Türkiye’nin karşı-devrimci kaynakları milliyetçi faşizm ve şeriatçı İslamcılıksa, bu ikisinin yüzde 57 oy oranı yakaladıkları bir seçim nasıl toplumu rahatlatıyor?
Bundan ibaret değil ki, diyecek olanlar HDP’yi gösterecektir. Ya baraj altında kalsaydı da AKP tek başına hükümet kuracak sandalye sayısına ulaşsaydı! Eh, böyle bir rahatlama nedenine hak vermemek elde değil. Yıllardır önce “AKP’yi istemiyoruz” diye söze başlayıp, sonra yaklaşan felakete işaret eden, iki yıl önce milyonlarla birlikte “hükümet istifa” diye seslenen, savaş suçları raporunu masaya ilk koyan bir geleneğimiz var. AKP’nin tek başına hükümet kuramayacak olması bu dizgeyle uyumlu tabii ki.
Ama rahatlayamıyoruz… Çünkü iş bundan ibaret olmamaya devam ediyor.
Koalisyon tartışmasının şu ana kadar hakiki görüşler dile getirilerek yürütülmediği söylenebilir. Daha ziyade taktik savaşları var sahnede. Düzen siyasetinde taktik denen kategorinin ideolojiyle, stratejiyle bağlı olması gerekmez. Ama AKP’ye ver yansın eden üç meclis partisinin bu ilk günlerde, biri diğerini AKP’ye, AKP’yi de hükümete ittirmesi ideolojik ve siyasal mesaj açısından ne anlama geliyor, diye sormak durumundayız. Sonuç olarak AKP’nin hangi koşullarla hükümet olmasının istendiği veya gerçekten istenip istenmediği bir yana, taktiklerin gerici ve suçlu rejimi meşrulaştırdığı kabak gibi ortada. Oy ve meclis çoğunluğunu, gayrı meşru görüldüğü için yitiren AKP’ye meşruiyet iade ediliyor.
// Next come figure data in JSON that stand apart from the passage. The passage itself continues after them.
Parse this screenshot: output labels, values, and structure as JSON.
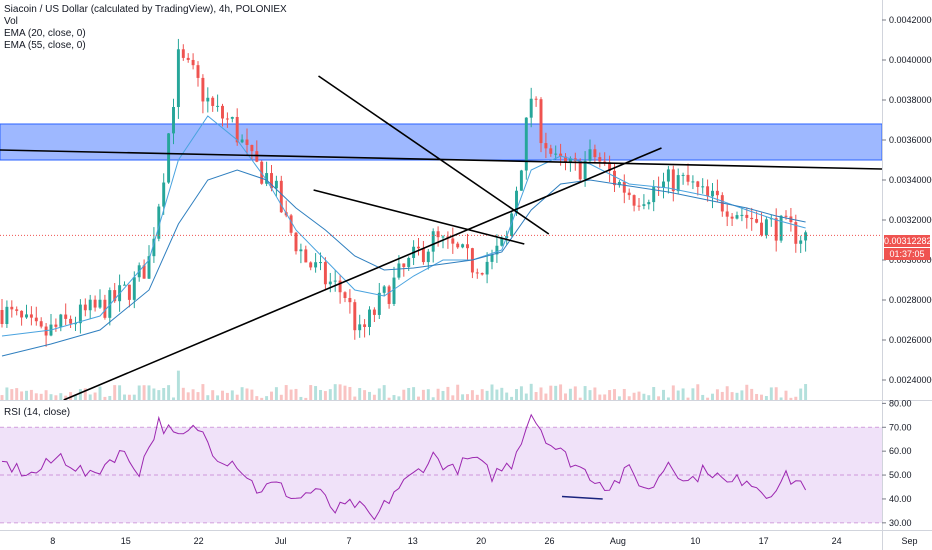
{
  "legend": {
    "title": "Siacoin / US Dollar (calculated by TradingView), 4h, POLONIEX",
    "vol": "Vol",
    "ema20": "EMA (20, close, 0)",
    "ema55": "EMA (55, close, 0)"
  },
  "rsi_legend": "RSI (14, close)",
  "price_tag": {
    "last": "0.00312282",
    "countdown": "01:37:05"
  },
  "colors": {
    "up": "#26a69a",
    "down": "#ef5350",
    "ema": "#4aa3df",
    "zone": "#2962ff",
    "rsi": "#9c27b0",
    "rsi_band": "#e9d5f7"
  },
  "chart_data": [
    {
      "type": "candlestick",
      "title": "Siacoin / US Dollar (calculated by TradingView), 4h, POLONIEX",
      "x_ticks": [
        "8",
        "15",
        "22",
        "Jul",
        "7",
        "13",
        "20",
        "26",
        "Aug",
        "10",
        "17",
        "24",
        "Sep"
      ],
      "y_ticks": [
        "0.00420000",
        "0.00400000",
        "0.00380000",
        "0.00360000",
        "0.00340000",
        "0.00320000",
        "0.00300000",
        "0.00280000",
        "0.00260000",
        "0.00240000"
      ],
      "ylim": [
        0.0023,
        0.0043
      ],
      "last_price": 0.00312282,
      "resistance_zone": [
        0.0035,
        0.00368
      ],
      "swing_path": [
        [
          0,
          0.00275
        ],
        [
          8,
          0.00262
        ],
        [
          16,
          0.00272
        ],
        [
          22,
          0.00278
        ],
        [
          27,
          0.00288
        ],
        [
          30,
          0.003
        ],
        [
          33,
          0.00345
        ],
        [
          36,
          0.004
        ],
        [
          39,
          0.00392
        ],
        [
          43,
          0.00375
        ],
        [
          47,
          0.00368
        ],
        [
          51,
          0.00348
        ],
        [
          55,
          0.0034
        ],
        [
          58,
          0.00318
        ],
        [
          62,
          0.003
        ],
        [
          66,
          0.0029
        ],
        [
          70,
          0.00283
        ],
        [
          73,
          0.00262
        ],
        [
          77,
          0.00278
        ],
        [
          81,
          0.00292
        ],
        [
          85,
          0.00303
        ],
        [
          88,
          0.0031
        ],
        [
          92,
          0.00305
        ],
        [
          96,
          0.00298
        ],
        [
          100,
          0.003
        ],
        [
          103,
          0.0031
        ],
        [
          106,
          0.0035
        ],
        [
          108,
          0.00382
        ],
        [
          110,
          0.00365
        ],
        [
          113,
          0.00348
        ],
        [
          117,
          0.00345
        ],
        [
          121,
          0.00352
        ],
        [
          125,
          0.0034
        ],
        [
          129,
          0.00332
        ],
        [
          133,
          0.00335
        ],
        [
          137,
          0.0034
        ],
        [
          140,
          0.00338
        ],
        [
          144,
          0.0033
        ],
        [
          148,
          0.00328
        ],
        [
          152,
          0.00322
        ],
        [
          156,
          0.00318
        ],
        [
          160,
          0.00315
        ],
        [
          164,
          0.00312
        ]
      ],
      "ema_20_path": [
        [
          0,
          0.00262
        ],
        [
          10,
          0.00265
        ],
        [
          20,
          0.00272
        ],
        [
          30,
          0.003
        ],
        [
          36,
          0.0035
        ],
        [
          42,
          0.00372
        ],
        [
          48,
          0.0036
        ],
        [
          54,
          0.0034
        ],
        [
          60,
          0.00315
        ],
        [
          66,
          0.003
        ],
        [
          72,
          0.00285
        ],
        [
          78,
          0.00282
        ],
        [
          84,
          0.00292
        ],
        [
          90,
          0.003
        ],
        [
          96,
          0.003
        ],
        [
          102,
          0.00305
        ],
        [
          108,
          0.00345
        ],
        [
          114,
          0.00352
        ],
        [
          120,
          0.00348
        ],
        [
          128,
          0.00338
        ],
        [
          136,
          0.00336
        ],
        [
          144,
          0.00332
        ],
        [
          152,
          0.00325
        ],
        [
          158,
          0.0032
        ],
        [
          164,
          0.00316
        ]
      ],
      "ema_55_path": [
        [
          0,
          0.00252
        ],
        [
          10,
          0.00258
        ],
        [
          20,
          0.00265
        ],
        [
          30,
          0.00285
        ],
        [
          36,
          0.00318
        ],
        [
          42,
          0.0034
        ],
        [
          48,
          0.00345
        ],
        [
          54,
          0.0034
        ],
        [
          60,
          0.00326
        ],
        [
          66,
          0.00315
        ],
        [
          72,
          0.00302
        ],
        [
          78,
          0.00295
        ],
        [
          84,
          0.00296
        ],
        [
          90,
          0.00298
        ],
        [
          96,
          0.003
        ],
        [
          102,
          0.00304
        ],
        [
          108,
          0.00325
        ],
        [
          114,
          0.00338
        ],
        [
          120,
          0.0034
        ],
        [
          128,
          0.00337
        ],
        [
          136,
          0.00334
        ],
        [
          144,
          0.0033
        ],
        [
          152,
          0.00326
        ],
        [
          158,
          0.00322
        ],
        [
          164,
          0.00319
        ]
      ]
    },
    {
      "type": "line",
      "title": "RSI (14, close)",
      "y_ticks": [
        "80.00",
        "70.00",
        "60.00",
        "50.00",
        "40.00",
        "30.00"
      ],
      "ylim": [
        27,
        81
      ],
      "band": [
        30,
        70
      ],
      "rsi_path": [
        [
          0,
          55
        ],
        [
          6,
          50
        ],
        [
          12,
          58
        ],
        [
          18,
          49
        ],
        [
          24,
          60
        ],
        [
          28,
          52
        ],
        [
          32,
          72
        ],
        [
          36,
          65
        ],
        [
          40,
          70
        ],
        [
          44,
          58
        ],
        [
          48,
          55
        ],
        [
          52,
          44
        ],
        [
          56,
          46
        ],
        [
          60,
          40
        ],
        [
          64,
          44
        ],
        [
          68,
          35
        ],
        [
          72,
          38
        ],
        [
          76,
          31
        ],
        [
          80,
          43
        ],
        [
          84,
          50
        ],
        [
          88,
          58
        ],
        [
          92,
          52
        ],
        [
          96,
          57
        ],
        [
          100,
          50
        ],
        [
          104,
          55
        ],
        [
          108,
          76
        ],
        [
          112,
          63
        ],
        [
          116,
          56
        ],
        [
          120,
          50
        ],
        [
          124,
          45
        ],
        [
          128,
          52
        ],
        [
          132,
          43
        ],
        [
          136,
          56
        ],
        [
          140,
          47
        ],
        [
          144,
          53
        ],
        [
          148,
          46
        ],
        [
          152,
          49
        ],
        [
          156,
          42
        ],
        [
          160,
          49
        ],
        [
          164,
          46
        ]
      ]
    }
  ]
}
Meclis partileri bunu önemsemiyor olabilirler. Ancak hal öyle diye, konu önemini kaybetmez. İmam hatipleştirilen eğitim sistemi orada duracak, TIR videolarını isteyen izlemeye devam edecek, Roboski’den Gezi’ye kan AKP’nin paçalarından damlayacak, ayakkabı kutuları hırsızlara iade edilmiş olacak… ve denecek ki AKP hükümet kursun! Hatta AKP’siz olmasın!
Bunun karşılığında sağlanan rahatlama gerçek olmasına gerçek ama “kaç vakit için?” Asıl önemlisi o.
Rahatlama Erdoğan’ın birkaç gün susması gibi kazanımlara yaslandığı için haklı mıdır? Değil seyretmeye, dinlemeye; okumaya bile sabredemediğim birinden söz ediyorum. Ama yetmez diyorum.
Yoksa bu rahatlama bir enerji boşalması mıdır? Toplumun ilerici damarlarının biriken enerjisinden, ülkenin gelecek umudunun yaslandığı kaynaklardan söz ediyorum…
Alevi halkımızın laik ve mücadeleci enerjisi boşaltıldı. Geçen yıl “bas geç” sloganıyla yapılamayan bu kez gerçekleşti ve 2011 direnişinin biriktirdiği enerji, bizim ortaya attığımız kavramla, restorasyona aktı. Kürt özgürlük mücadelesinin birikimi keza… Birinci Cumhuriyet enkazının altından militer yanlarını terk edip başkalaşarak çıkmayı deneyen Kemalizmin yeniden toplar gibi olduğu enerji de restorasyonu besledi. Gençlik, kentli seküler toplum… Eksiği yok fazlası var…
Kastettiğim herhalde anlaşılmıştır. Türkiye toplumunun ilerici dinamikleri bu “rahatlama”dan zararlı çıkıyorlar. Düzenin dışına doğru salınan enerji, restorasyona, yani ülkenin yeniden yönetilebilir hale sokulmasına yönlendirilmiş bulunuyor. Buraya kadarı kötümserlik değil gerçekçilik.
Neyse ki, asıl burada “bundan ibaret değil” diyebiliyoruz. Çünkü bir de soru var: Restorasyon yeni bir statüko mudur? İlerici dinamikler restore edilmiş düzen tarafından teslim alınmış ve yok edilmişler midir?
Bundan sonrasında kötümserliğin zerresine yer yok. Ne yapsalar ne etseler, çoktan açılan tarihsel hesaplaşma sayfasını örtemezler!